Ex-NSA worker from Md. charged in classified leak case

A former high-ranking National Security Agency employee was indicted on 10 felony charges Thursday for his alleged role in leaking classified information to a news reporter.

The federal indictment does not identify the reporter, but several news organizations, citing government sources, named a former national security correspondent for The Baltimore Sun as the recipient of the leaks.

Thomas Andrews Drake, a 52-year-old Howard County man who worked as a "process improvement" official at NSA from 2001 until he resigned in 2008, is accused of copying and storing classified documents at his home and then destroying the documents and lying to investigators when authorities found out.

"Our national security demands that the sort of conduct alleged here — violating the government's trust by illegally retaining and disclosing classified information — be prosecuted and prosecuted vigorously," said Assistant Attorney General Lanny A. Breuer, in a statement released with the indictment.

Federal law prohibits government employees from disclosing classified information, which could be "expected to cause damage to national security."

The indictments do not reveal the subject of the information allegedly released, nor do they suggest that any damage to national security resulted. The Baltimore Sun's reporting on the NSA during the time period in question, about mid-2005 to late 2007, focused primarily on institutional shortcomings, not the specific nature or source of information gathered at the agency.

James Wyda, a federal public defender representing Drake, said his client has been "extraordinarily cooperative" with the government.

"He loves his country and has served it well for many years," Wyda said. "We are deeply disappointed that we could not resolve this matter without criminal charges being brought."

Drake has been charged with five counts of retaining classified documents, four counts of making false statements to the FBI and one count of obstruction of justice.

Media advocacy groups say the prosecution of an alleged source of leaked government secrets is uncommon but not unheard of, offering the case against former vice presidential aide I. Lewis "Scooter" Libby as a recent example. As Congress and the president continue to consider creation of a federal "shield law" that would protect reporters from being forced to disclose confidential sources, some wonder if the indictment represents a message from the Obama administration that such protections go only so far.

"It suggests to me they're trying to make a point to the press and to their employees: OK, you can have a shield law, but we're still going to go after sources," said Lucy Dalglish, executive director of the Reporters Committee for Freedom of the Press.

According to the indictment, Drake was introduced to the reporter — identified only as "Reporter A" — after a congressional staffer passed along the journalist's contact information in late 2005. Drake contacted the journalist by e-mail, the document said, and the two subsequently exchanged "hundreds" of messages through encrypted e-mail accounts established with a service known as Hushmail, with servers based in Canada.
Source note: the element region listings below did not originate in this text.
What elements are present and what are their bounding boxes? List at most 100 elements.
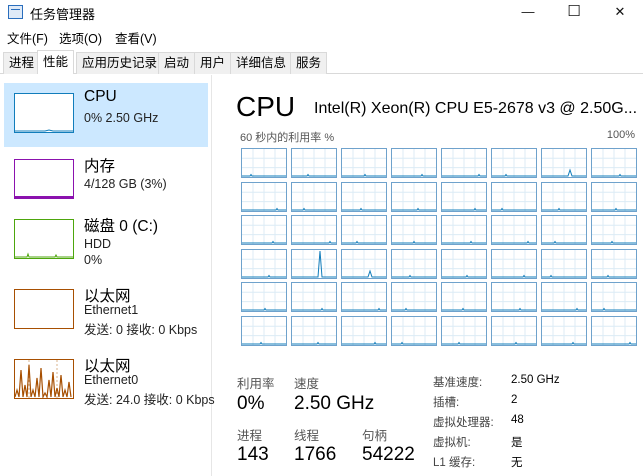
cpu-thumbnail-graph xyxy=(14,93,74,133)
logical-processor-graph xyxy=(591,248,637,279)
logical-processor-graph xyxy=(491,181,537,212)
cpu-model-name: Intel(R) Xeon(R) CPU E5-2678 v3 @ 2.50G.… xyxy=(314,100,638,117)
logical-processor-graph xyxy=(441,148,487,178)
logical-processor-graph xyxy=(291,181,337,212)
speed-value: 2.50 GHz xyxy=(294,393,375,414)
l1-cache-value: 无 xyxy=(511,457,523,469)
l1-cache-key: L1 缓存: xyxy=(433,457,476,469)
sidebar-item-cpu[interactable]: CPU 0% 2.50 GHz xyxy=(4,83,208,147)
sidebar-item-detail: Ethernet1 xyxy=(84,303,139,317)
sidebar-item-detail: 0% 2.50 GHz xyxy=(84,111,159,125)
task-manager-icon xyxy=(8,5,23,19)
handles-label: 句柄 xyxy=(362,429,388,443)
utilization-graph-max: 100% xyxy=(606,129,635,141)
logical-processor-graph xyxy=(241,148,287,178)
logical-processor-graph xyxy=(291,215,337,245)
logical-processor-graph xyxy=(291,282,337,312)
logical-processor-graph xyxy=(391,248,437,279)
minimize-button[interactable]: — xyxy=(505,0,551,24)
logical-processor-graph xyxy=(441,248,487,279)
virtual-machine-value: 是 xyxy=(511,437,523,449)
tab-strip: 进程 性能 应用历史记录 启动 用户 详细信息 服务 xyxy=(0,50,643,74)
virtual-processors-value: 48 xyxy=(511,414,524,426)
logical-processor-graph xyxy=(391,315,437,346)
logical-processor-graph xyxy=(341,148,387,178)
ethernet1-thumbnail-graph xyxy=(14,289,74,329)
virtual-machine-key: 虚拟机: xyxy=(433,437,471,449)
logical-processor-graph xyxy=(591,215,637,245)
processes-value: 143 xyxy=(237,444,269,465)
menu-file[interactable]: 文件(F) xyxy=(7,28,48,47)
sockets-value: 2 xyxy=(511,394,518,406)
sockets-key: 插槽: xyxy=(433,397,460,409)
menu-options[interactable]: 选项(O) xyxy=(59,28,102,47)
sidebar-item-detail: Ethernet0 xyxy=(84,373,139,387)
logical-processor-graph xyxy=(491,248,537,279)
page-title: CPU xyxy=(236,91,296,122)
disk-thumbnail-graph xyxy=(14,219,74,259)
utilization-graph-label: 60 秒内的利用率 % xyxy=(240,132,335,144)
sidebar-item-ethernet1[interactable]: 以太网 Ethernet1 发送: 0 接收: 0 Kbps xyxy=(4,279,208,343)
tab-users[interactable]: 用户 xyxy=(194,52,232,74)
logical-processor-graph xyxy=(441,282,487,312)
logical-processor-graph xyxy=(291,248,337,279)
sidebar-item-detail: 发送: 0 接收: 0 Kbps xyxy=(84,323,198,337)
ethernet0-thumbnail-graph xyxy=(14,359,74,400)
sidebar-item-ethernet0[interactable]: 以太网 Ethernet0 发送: 24.0 接收: 0 Kbps xyxy=(4,349,215,413)
utilization-value: 0% xyxy=(237,393,265,414)
maximize-button[interactable]: ☐ xyxy=(551,0,597,24)
logical-processor-graph xyxy=(541,148,587,178)
tab-app-history[interactable]: 应用历史记录 xyxy=(76,52,164,74)
logical-processor-graph xyxy=(241,215,287,245)
menu-view[interactable]: 查看(V) xyxy=(115,28,157,47)
sidebar-item-disk[interactable]: 磁盘 0 (C:) HDD 0% xyxy=(4,209,208,273)
tab-details[interactable]: 详细信息 xyxy=(230,52,293,74)
tab-services[interactable]: 服务 xyxy=(290,52,328,74)
sidebar-item-title: CPU xyxy=(84,88,117,105)
logical-processor-graph xyxy=(491,315,537,346)
logical-processor-graph xyxy=(341,181,387,212)
logical-processor-graph xyxy=(341,248,387,279)
title-bar: 任务管理器 — ☐ ✕ xyxy=(0,0,643,24)
logical-processor-graph xyxy=(491,215,537,245)
base-speed-key: 基准速度: xyxy=(433,377,483,389)
window-title: 任务管理器 xyxy=(30,7,96,22)
cpu-detail-panel: CPU Intel(R) Xeon(R) CPU E5-2678 v3 @ 2.… xyxy=(212,75,643,476)
processes-label: 进程 xyxy=(237,429,263,443)
sidebar-item-memory[interactable]: 内存 4/128 GB (3%) xyxy=(4,149,208,213)
logical-processor-graph xyxy=(541,215,587,245)
logical-processor-graph xyxy=(341,315,387,346)
sidebar-item-detail: 4/128 GB (3%) xyxy=(84,177,167,191)
logical-processor-graph xyxy=(241,315,287,346)
logical-processor-graph xyxy=(241,248,287,279)
tab-processes[interactable]: 进程 xyxy=(3,52,41,74)
logical-processor-graph xyxy=(441,181,487,212)
sidebar-item-detail: 发送: 24.0 接收: 0 Kbps xyxy=(84,393,215,407)
logical-processor-graph xyxy=(491,282,537,312)
logical-processor-graph xyxy=(541,315,587,346)
base-speed-value: 2.50 GHz xyxy=(511,374,560,386)
logical-processor-graph xyxy=(591,181,637,212)
tab-startup[interactable]: 启动 xyxy=(158,52,196,74)
logical-processor-graph xyxy=(391,181,437,212)
logical-processor-graph xyxy=(241,282,287,312)
logical-processor-graph xyxy=(241,181,287,212)
logical-processor-graph xyxy=(541,282,587,312)
handles-value: 54222 xyxy=(362,444,415,465)
menu-bar: 文件(F) 选项(O) 查看(V) xyxy=(0,26,643,46)
logical-processor-graph xyxy=(391,282,437,312)
threads-value: 1766 xyxy=(294,444,337,465)
logical-processor-grid xyxy=(241,148,641,346)
logical-processor-graph xyxy=(291,315,337,346)
sidebar-item-detail: 0% xyxy=(84,253,103,267)
tab-performance[interactable]: 性能 xyxy=(37,50,75,74)
sidebar-item-title: 内存 xyxy=(84,158,116,175)
speed-label: 速度 xyxy=(294,377,320,391)
logical-processor-graph xyxy=(391,215,437,245)
logical-processor-graph xyxy=(341,282,387,312)
logical-processor-graph xyxy=(591,148,637,178)
close-button[interactable]: ✕ xyxy=(597,0,643,24)
memory-thumbnail-graph xyxy=(14,159,74,199)
resource-sidebar: CPU 0% 2.50 GHz 内存 4/128 GB (3%) 磁盘 0 (C… xyxy=(0,75,215,476)
sidebar-item-title: 磁盘 0 (C:) xyxy=(84,218,159,235)
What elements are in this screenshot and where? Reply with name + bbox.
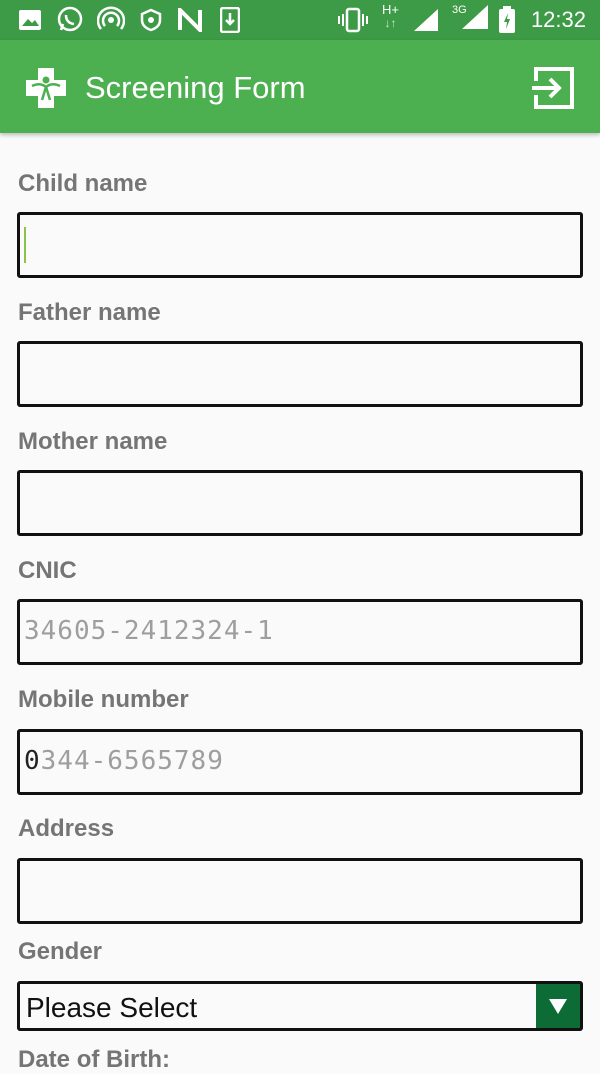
chevron-down-icon[interactable] bbox=[536, 984, 580, 1028]
page-title: Screening Form bbox=[85, 70, 306, 105]
status-time: 12:32 bbox=[530, 7, 586, 32]
shield-icon bbox=[140, 8, 162, 32]
mobile-number-label: Mobile number bbox=[18, 686, 189, 713]
status-bar: H+ ↓↑ 3G 12:32 bbox=[0, 0, 600, 40]
battery-charging-icon bbox=[498, 6, 516, 33]
medical-logo-icon bbox=[24, 66, 68, 110]
mother-name-field[interactable] bbox=[17, 470, 583, 536]
father-name-label: Father name bbox=[18, 299, 161, 326]
gender-selected-value: Please Select bbox=[26, 992, 198, 1023]
address-label: Address bbox=[18, 815, 115, 842]
logout-icon bbox=[532, 67, 574, 109]
date-of-birth-label: Date of Birth: bbox=[18, 1046, 170, 1073]
mobile-placeholder: 344-6565789 bbox=[40, 746, 224, 776]
signal-icon bbox=[412, 8, 440, 32]
gallery-icon bbox=[18, 8, 42, 32]
vibrate-icon bbox=[338, 7, 368, 33]
cnic-field[interactable]: 34605-2412324-1 bbox=[17, 599, 583, 665]
father-name-field[interactable] bbox=[17, 341, 583, 407]
text-cursor bbox=[24, 227, 26, 263]
download-icon bbox=[220, 7, 240, 33]
logout-button[interactable] bbox=[530, 65, 576, 111]
mobile-typed-text: 0 bbox=[24, 746, 41, 776]
gender-select[interactable]: Please Select bbox=[17, 981, 583, 1031]
gender-label: Gender bbox=[18, 938, 103, 965]
app-bar: Screening Form bbox=[0, 40, 600, 133]
address-field[interactable] bbox=[17, 858, 583, 924]
hotspot-icon bbox=[97, 6, 125, 32]
cnic-label: CNIC bbox=[18, 557, 77, 584]
child-name-label: Child name bbox=[18, 170, 148, 197]
network-3g-label: 3G bbox=[452, 4, 467, 16]
mobile-number-value: 0344-6565789 bbox=[24, 746, 224, 776]
child-name-field[interactable] bbox=[17, 212, 583, 278]
n-app-icon bbox=[177, 8, 203, 32]
signal-3g-icon: 3G bbox=[452, 4, 490, 29]
cnic-placeholder: 34605-2412324-1 bbox=[24, 616, 274, 646]
mother-name-label: Mother name bbox=[18, 428, 168, 455]
mobile-number-field[interactable]: 0344-6565789 bbox=[17, 729, 583, 795]
data-arrows-icon: H+ ↓↑ bbox=[382, 2, 399, 30]
network-type-label: H+ bbox=[382, 2, 399, 17]
whatsapp-icon bbox=[56, 6, 84, 32]
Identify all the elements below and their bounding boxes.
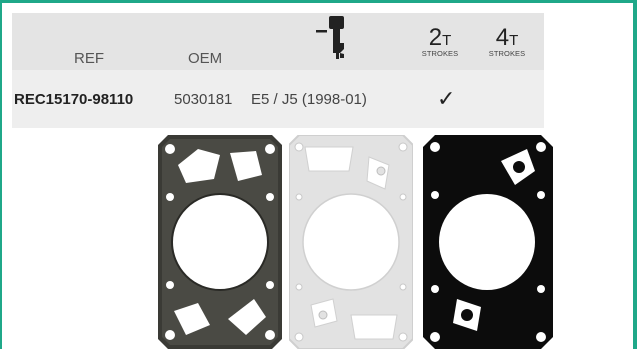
ref-value: REC15170-98110 <box>14 91 134 108</box>
table-header: REF OEM 2T STROKES 4T STROKES <box>12 13 544 70</box>
accent-bar <box>633 0 637 349</box>
outboard-motor-icon <box>316 16 344 59</box>
application-value: E5 / J5 (1998-01) <box>251 91 367 108</box>
four-stroke-number: 4 <box>495 24 510 51</box>
oem-header: OEM <box>188 50 223 67</box>
two-stroke-header: 2T STROKES <box>419 24 461 59</box>
two-stroke-check-icon: ✓ <box>437 86 456 111</box>
gasket-light-icon <box>289 135 413 349</box>
gasket-dark-icon <box>158 135 282 349</box>
oem-value: 5030181 <box>174 91 233 108</box>
four-stroke-header: 4T STROKES <box>478 24 536 59</box>
gasket-black-icon <box>423 135 553 349</box>
four-stroke-letter: T <box>509 32 519 49</box>
four-stroke-label: STROKES <box>488 49 526 58</box>
table-row: REC15170-98110 5030181 E5 / J5 (1998-01)… <box>12 70 544 128</box>
two-stroke-label: STROKES <box>421 49 459 58</box>
two-stroke-number: 2 <box>428 24 443 51</box>
ref-header: REF <box>74 50 104 67</box>
two-stroke-letter: T <box>442 32 452 49</box>
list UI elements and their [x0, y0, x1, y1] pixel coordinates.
The reporter and source met as many as six times at various locations around Washington, the indictment said.

Information that Drake provided to the reporter included scanned copies of "certain classified and unclassified documents," according to the charging document.

The reporter agreed to identify Drake only as a "senior intelligence official" and wrote several articles about the NSA over that period using Drake as a source, the indictment claims. The organization employing the reporter is described in the indictment as a "national newspaper."

Wyda and attorneys for the U.S. Department of Justice declined to identify the journalist, but national news organizations, including Fox News, Reuters and The Washington Post, said government sources named her as Siobhan Gorman, a reporter for The Wall Street Journal who worked for The Sun during the time period discussed in the indictment.

A spokeswomen for the Baltimore Sun Media Group, the parent company of The Sun, declined to comment, as did a spokeswoman for Wall Street Journal parent Dow Jones & Co., who responded to a message left for Gorman.

Gorman won a national award from the Society of Professional Journalists for her coverage of the Fort Meade-based NSA in 2006. Her articles, which sometimes quoted anonymous sources, exposed management and programmatic troubles within the agency, and did not focus on the substance of the electronic intelligence information the agency gathers and analyzes.

One notable story, published Feb. 26, 2006, described the shortcomings of NSA software and computer systems that cost billions of dollars yet were hampering the agency's ability to fight terrorism.

"To me, that was just dogged beat reporting about government activities," Dalglish said. "If that's the story they're talking about, you could make the argument that the public had good reason to know that the NSA had a very expensive program, funded by public dollars, that didn't work."